Escolher o candidato pior posicionado, contra os dados disponíveis, ignorando os apoios mais relevantes e dispensando a única figura com base popular sólida, é de uma miopia que só se compreende se se aceitar o seguinte: o JPP está mais preocupado com o seu aparelho do que com o município. Está mais interessado em controlar os seus do que em servir os outros. Santa Cruz, para este JPP, já não é um território a conquistar. É um espólio. Um património herdado que se gere entre fiéis e que se distribui como se fosse uma quinta. Com as vacas magras que restam e os caseiros habituais.

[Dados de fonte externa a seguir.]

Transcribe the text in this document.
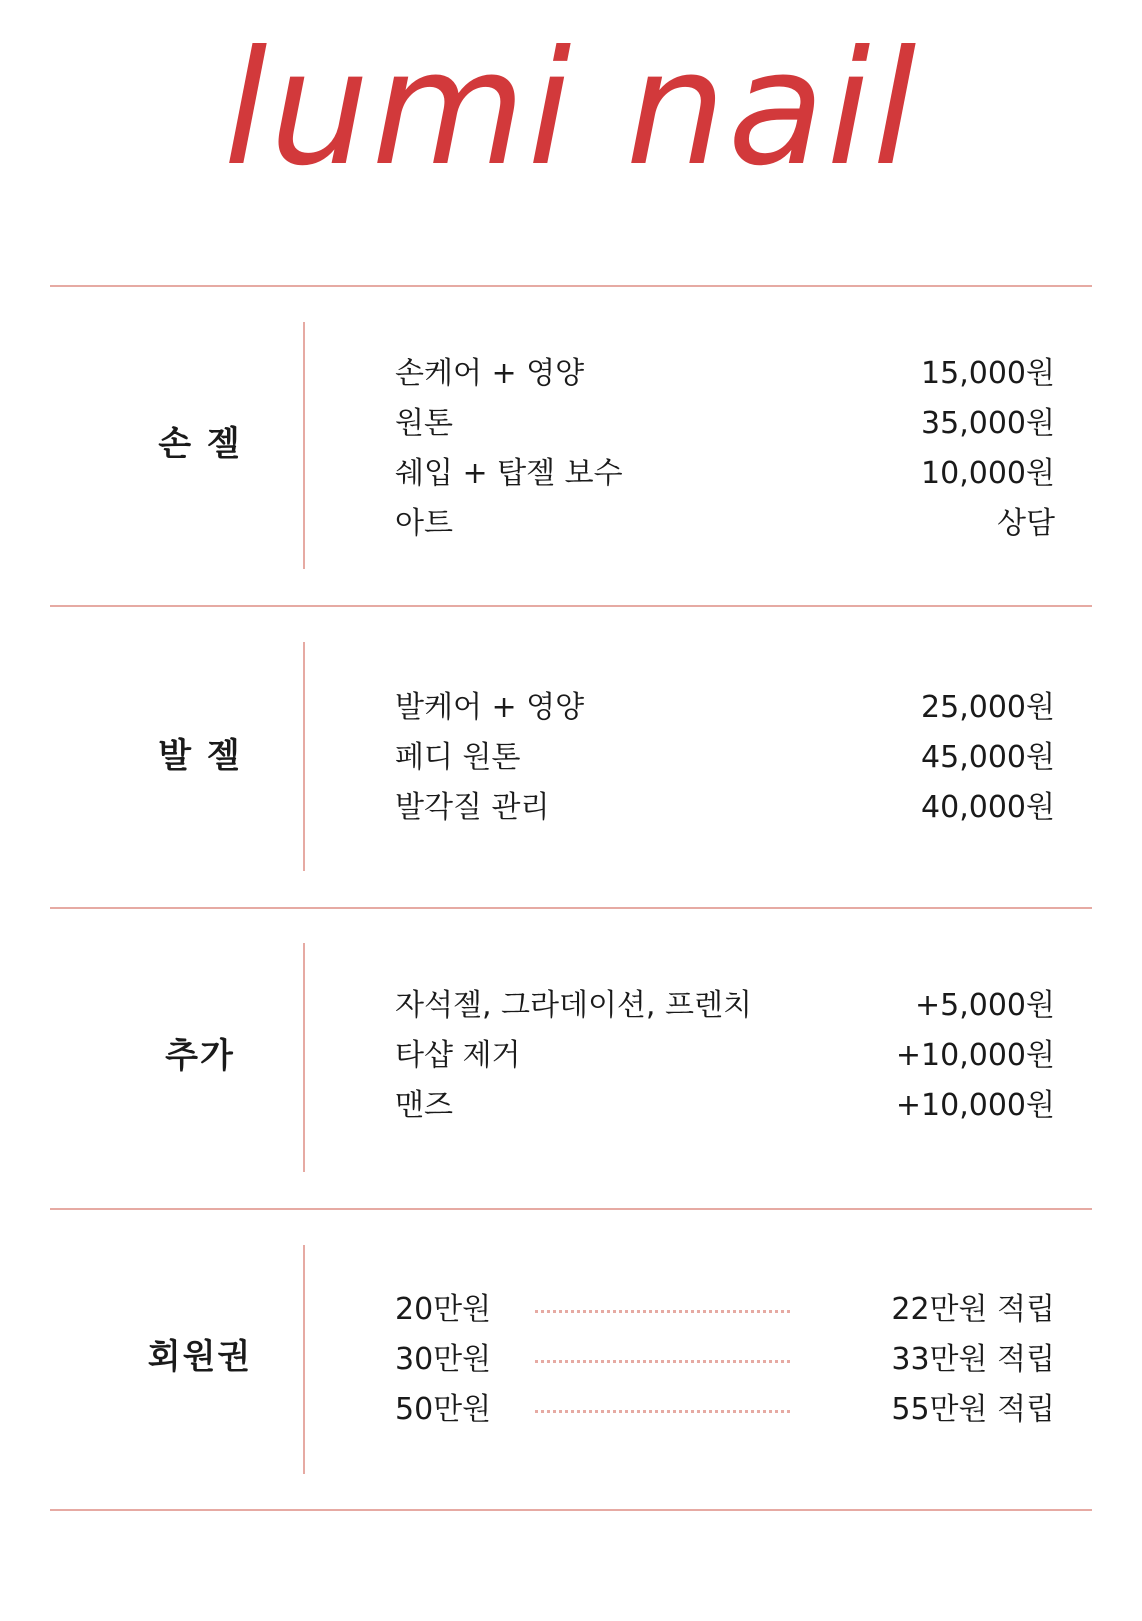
lumi nail
손 젤
손케어 + 영양	15,000원
원톤	35,000원
쉐입 + 탑젤 보수	10,000원
아트	상담
발 젤
발케어 + 영양	25,000원
페디 원톤	45,000원
발각질 관리	40,000원
추가
자석젤, 그라데이션, 프렌치	+5,000원
타샵 제거	+10,000원
맨즈	+10,000원
회원권
20만원	22만원 적립
30만원	33만원 적립
50만원	55만원 적립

Para quem, como eu, eleitor de Santa Cruz, nunca votou no JPP, esta farsa interna tem o mérito de confirmar o que já se suspeitava. O JPP não se pode dar ao luxo de perder a câmara de Santa Cruz. O partido que cresce em 2025 como nunca cresceu, o partido que nasceu para ser diferente, que apareceu com a retórica do povo e da independência, não aguenta o que criou e arrisca tornar-se uma caricatura de si mesmo. Um boneco articulado que repete frases feitas enquanto tudo se desmorona à sua volta. E não será com truques de bastidor que vão recuperar a confiança. Porque há erros que não se apagam com comunicados. Há traições que não se lavam com desculpas. E esta decisão, na verdade, foi tudo isso: um erro, uma traição, uma prova de que o JPP perdeu a coragem, e talvez a alma.
Santa Cruz vai perceber. Santa Cruz vai lembrar. Santa Cruz não é estúpida. E por muito que se tente empurrar a realidade para debaixo da carpete do partido, a carpete começa a ter demasiados altos e demasiados corpos por baixo. O problema do JPP não é ter feito uma má escolha. É ter escolhido deixar de ser aquilo que prometeu ser.
E isso, como todos os abandonos, não se perdoa.